Characters should be celebrated for their eccentric ways

- MARTIN NAYLOR

I’VE been known before to talk about my love of characters. Be they a harmless eccentric, the kind of which we all know and (most of the time) love, to the sort you might watch on the TV, there’s a very welcome space for all of them in our society, in my opinion.

For example most recently, in Derby, a decent number of us will have seen the man who rides his mobility scooter through the city centre music blaring, like he’s some kind of four-wheeled DJ.

Similarly, countless people will be aware of the guy who walks backwards, with many knowing a number of rumours and supposed reasons for him doing so.

These people neither hurt nor offend anyone, and their very existence should be enriching rather than a nuisance in our lives.

In the area where I live we have a young man who hangs around the local bus stops not causing a nuisance, but instead simply taking photograph­s of the vehicles when they pass.

Quite what his motivation for this is I don’t know, and I’ve never asked him, but the people who see him let him happily go about his daily life doing so as he is not hurting or offending anyone.

I think one of the local cafes even provides him with a cup of tea and glass of water free of charge as the lad stands there for hours at a time.

Three decades or more ago, when I was an undergradu­ate in Bristol, there was a woman who would walk quickly up one of the main roads out of the city centre to the area where I lived.
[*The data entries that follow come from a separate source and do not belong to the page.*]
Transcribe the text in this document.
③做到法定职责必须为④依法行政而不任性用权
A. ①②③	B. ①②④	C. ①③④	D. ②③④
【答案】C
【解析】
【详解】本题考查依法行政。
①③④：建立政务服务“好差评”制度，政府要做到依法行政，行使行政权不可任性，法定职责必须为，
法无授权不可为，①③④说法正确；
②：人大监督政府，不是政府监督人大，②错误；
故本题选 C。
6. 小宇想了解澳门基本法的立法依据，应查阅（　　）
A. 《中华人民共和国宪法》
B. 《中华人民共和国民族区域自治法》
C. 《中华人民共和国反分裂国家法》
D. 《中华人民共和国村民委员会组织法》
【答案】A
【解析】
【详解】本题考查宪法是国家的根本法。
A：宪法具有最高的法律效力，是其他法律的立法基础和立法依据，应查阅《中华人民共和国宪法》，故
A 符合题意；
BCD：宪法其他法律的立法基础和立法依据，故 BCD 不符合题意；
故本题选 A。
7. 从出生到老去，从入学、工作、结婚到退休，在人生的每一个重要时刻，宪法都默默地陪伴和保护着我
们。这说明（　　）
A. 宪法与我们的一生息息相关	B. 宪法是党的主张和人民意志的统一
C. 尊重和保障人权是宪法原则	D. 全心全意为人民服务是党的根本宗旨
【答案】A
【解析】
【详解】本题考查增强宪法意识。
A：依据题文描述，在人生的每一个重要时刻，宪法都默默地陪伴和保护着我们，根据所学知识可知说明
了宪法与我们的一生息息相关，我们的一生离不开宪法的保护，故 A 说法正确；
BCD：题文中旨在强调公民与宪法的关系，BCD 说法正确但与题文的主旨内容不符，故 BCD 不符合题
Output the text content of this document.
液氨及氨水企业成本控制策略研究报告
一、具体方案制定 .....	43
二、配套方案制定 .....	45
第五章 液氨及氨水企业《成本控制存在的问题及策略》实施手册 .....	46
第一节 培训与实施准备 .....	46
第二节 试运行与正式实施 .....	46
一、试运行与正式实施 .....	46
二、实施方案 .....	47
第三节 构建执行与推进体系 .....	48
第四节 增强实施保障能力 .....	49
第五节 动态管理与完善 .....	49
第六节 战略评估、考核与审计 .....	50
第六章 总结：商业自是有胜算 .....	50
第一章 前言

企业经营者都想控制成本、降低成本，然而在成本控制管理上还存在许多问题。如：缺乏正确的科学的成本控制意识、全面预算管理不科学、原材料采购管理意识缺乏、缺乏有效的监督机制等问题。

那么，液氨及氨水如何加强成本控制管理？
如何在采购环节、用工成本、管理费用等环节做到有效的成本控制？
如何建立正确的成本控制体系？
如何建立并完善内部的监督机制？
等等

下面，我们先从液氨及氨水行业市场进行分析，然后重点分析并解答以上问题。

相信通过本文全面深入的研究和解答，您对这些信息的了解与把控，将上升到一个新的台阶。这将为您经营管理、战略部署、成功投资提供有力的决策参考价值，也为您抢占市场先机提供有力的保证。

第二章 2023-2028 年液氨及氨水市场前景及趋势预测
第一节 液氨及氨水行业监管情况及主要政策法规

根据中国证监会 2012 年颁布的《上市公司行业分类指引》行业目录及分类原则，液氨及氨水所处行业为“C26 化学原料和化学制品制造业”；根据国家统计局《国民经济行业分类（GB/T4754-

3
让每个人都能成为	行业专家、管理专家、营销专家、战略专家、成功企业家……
If anyone tried to overtake her on the pavement, she would jog on a few paces, never letting anybody get past her.

Rather cruelly, I thought, some of the local kids would sometimes treat her as a figure of fun and deliberate­ly sprint past her to see what her reaction would be, laughing as she attempted to get in front of them.

Ultimately, with the benefit of hindsight, some of these people clearly have or had their own mental health issues that lead or led them to behave in the way they do or did.

But each of them is also a human being deserving of our respect and attention.

Like those who would attempt to overtake the lady on the pavement in Bristol, I have seen (mainly but not always) youngsters pointing and laughing at some of the eccentrics in Derby and in Nottingham, where I live. I put this down to naivety rather than a deliberate attempt to be cruel.

Gang mentality and confidence in numbers can make people behave in this way, I feel.

Clearly, in my day job in the courts, I see my fair share of colourful characters and it might be argued that these, perhaps, deserve a little less respect than the people I talk about above?

Where some of these are different, however, is that they are very often lawbreaker­s, and in some cases dangerous. But at the same time each of them can be something of a character in their own right.

I recall a few years ago one defendant was up for sentence on a Friday afternoon at Derby Crown Court for, I think, a relatively minor fraud. Perhaps fearing his fate, he chose to rather unwisely spend the morning drinking heavily in The White Horse directly opposite the court house in The Morledge. The judge, getting wind of this, refused to sentence what I recall was quite an imposing hulk of a man swaying from side-to-side and slurring his words in the dock.

As they told him his case was being adjourned to a future date, when he might be a little more sober, the defendant burst into tears and told the bewigged judge: “I need help.”

So let us celebrate the characters of this world and not try and vilify them, because if we do the latter, one day they might be gone.

Some of these people clearly have mental health issues... but each of them is also a human being deserving of our respect.